About the work




Les lits, 1997/98
The Beds
Mixed media
Variable dimensions

Christian Boltanski has constructed an installation that comes across as cold and oblique. Placed in a darkened, sterile room lit solely by the sharp glare of the neon tubes, the bed-like sculptures with their different sizes recall incubators, operating tables, autopsy tables, hospital beds, deathbeds or coffins.

The added effect of the incubators' associations to infants and the pervasive bleakness exuded by the hospital bed-like sculptures imbues the work with an ominous and morbid expression.

The beds signify the origin of life by way of their small size but the opposite meaning is called forth as well because they resemble a cross between operating and autopsy tables.
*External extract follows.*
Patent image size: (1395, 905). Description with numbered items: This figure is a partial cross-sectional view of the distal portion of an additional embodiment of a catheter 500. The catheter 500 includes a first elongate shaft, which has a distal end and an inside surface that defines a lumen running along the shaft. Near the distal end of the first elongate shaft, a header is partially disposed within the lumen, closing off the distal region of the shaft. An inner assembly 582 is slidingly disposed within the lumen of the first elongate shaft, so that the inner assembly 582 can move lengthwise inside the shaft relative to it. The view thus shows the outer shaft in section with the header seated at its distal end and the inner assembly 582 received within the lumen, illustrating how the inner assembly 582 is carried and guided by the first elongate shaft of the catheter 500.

They seem to be making the point that all we know is that we are born and must die.

Some of the beds appear to have been used whereas others suggest that clandestine experiments are being conducted underneath the tent-like plastic constructions. The room and the metal beds are abandoned by everyone but the onlooker. Our immediate, emotional response to the installation is the core of the work. Projecting ourselves into the room we can relate to our own life and death.
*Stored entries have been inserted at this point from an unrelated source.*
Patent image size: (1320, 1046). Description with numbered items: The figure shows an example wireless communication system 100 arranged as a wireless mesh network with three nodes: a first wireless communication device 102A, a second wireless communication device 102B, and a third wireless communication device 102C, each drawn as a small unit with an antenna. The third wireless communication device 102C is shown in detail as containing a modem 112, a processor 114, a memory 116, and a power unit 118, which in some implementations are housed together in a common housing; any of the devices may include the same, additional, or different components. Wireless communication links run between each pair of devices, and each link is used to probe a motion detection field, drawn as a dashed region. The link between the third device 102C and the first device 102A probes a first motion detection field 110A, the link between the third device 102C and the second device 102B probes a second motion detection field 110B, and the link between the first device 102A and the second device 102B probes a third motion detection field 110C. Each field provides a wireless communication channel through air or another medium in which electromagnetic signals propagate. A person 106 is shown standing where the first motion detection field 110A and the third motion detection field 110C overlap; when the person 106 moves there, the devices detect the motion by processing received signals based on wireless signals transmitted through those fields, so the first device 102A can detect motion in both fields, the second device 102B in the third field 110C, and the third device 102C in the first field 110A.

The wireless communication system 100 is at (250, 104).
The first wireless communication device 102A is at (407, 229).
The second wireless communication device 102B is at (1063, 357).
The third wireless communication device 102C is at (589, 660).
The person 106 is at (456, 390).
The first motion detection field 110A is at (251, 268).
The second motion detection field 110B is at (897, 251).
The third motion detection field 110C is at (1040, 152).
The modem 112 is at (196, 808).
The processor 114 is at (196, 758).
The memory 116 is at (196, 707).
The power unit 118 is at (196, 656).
The sense of menace is heightened by being the only living person in the room: all the beds are empty, pillows and duvets having replaced the human body while making us wonder where the occupants of the beds have gone. Boltanski emphasises the absence of the living by employing cold, sterile materials that contrast sharply with human warmth and care.*

Christian Boltanski's art in general
Boltanski’s works deal with memories and the past and with how we hold on to reminiscences. He employs objects that all refer to a lived life, e.g. second-hand clothes and family snapshots. The results are evocative installations that set up vivid contrasts: light vs darkness, life vs death, presence vs absence, organic vs mechanic.

Since the mid-1980s Boltanski's art has focused on death as both an abstract entity and a tangible, concrete experience. Over the years his works have grown in scale and become increasingly monumental and theatrical, expressly stirring an emotional reaction from the onlooker.

Discussing Boltanski's works, his Jewish background and the fact that he was born during World War II often are brought up. However he stresses himself that his art concerns itself with more than the Holocaust, reflecting on death in many shapes and forms: violent death vs the ‘normal’ death, but also a metaphorical death – that a memory of someone dies because we no longer remember that person.

At the heart of Boltanski's works is the individual, the subject and particularly the loss of the individual. Les lits stages that loss: the subject was present but is no longer there. In the same manner a person can lose his individuality in death by becoming part of an anonymous mass. Boltanski has stated of his works: - What drives me as an artist is my belief in everybody's uniqueness, although everybody disappears so quickly. We abhor seeing the dead, yet we love them and value them. Everybody is special.

For five decades Boltanski has interpreted universal, existential conditions in installations, mail art, books and photography, often basing it on his own life, reaching into a store of memories and experiences to reconstruct his own life and especially his own childhood.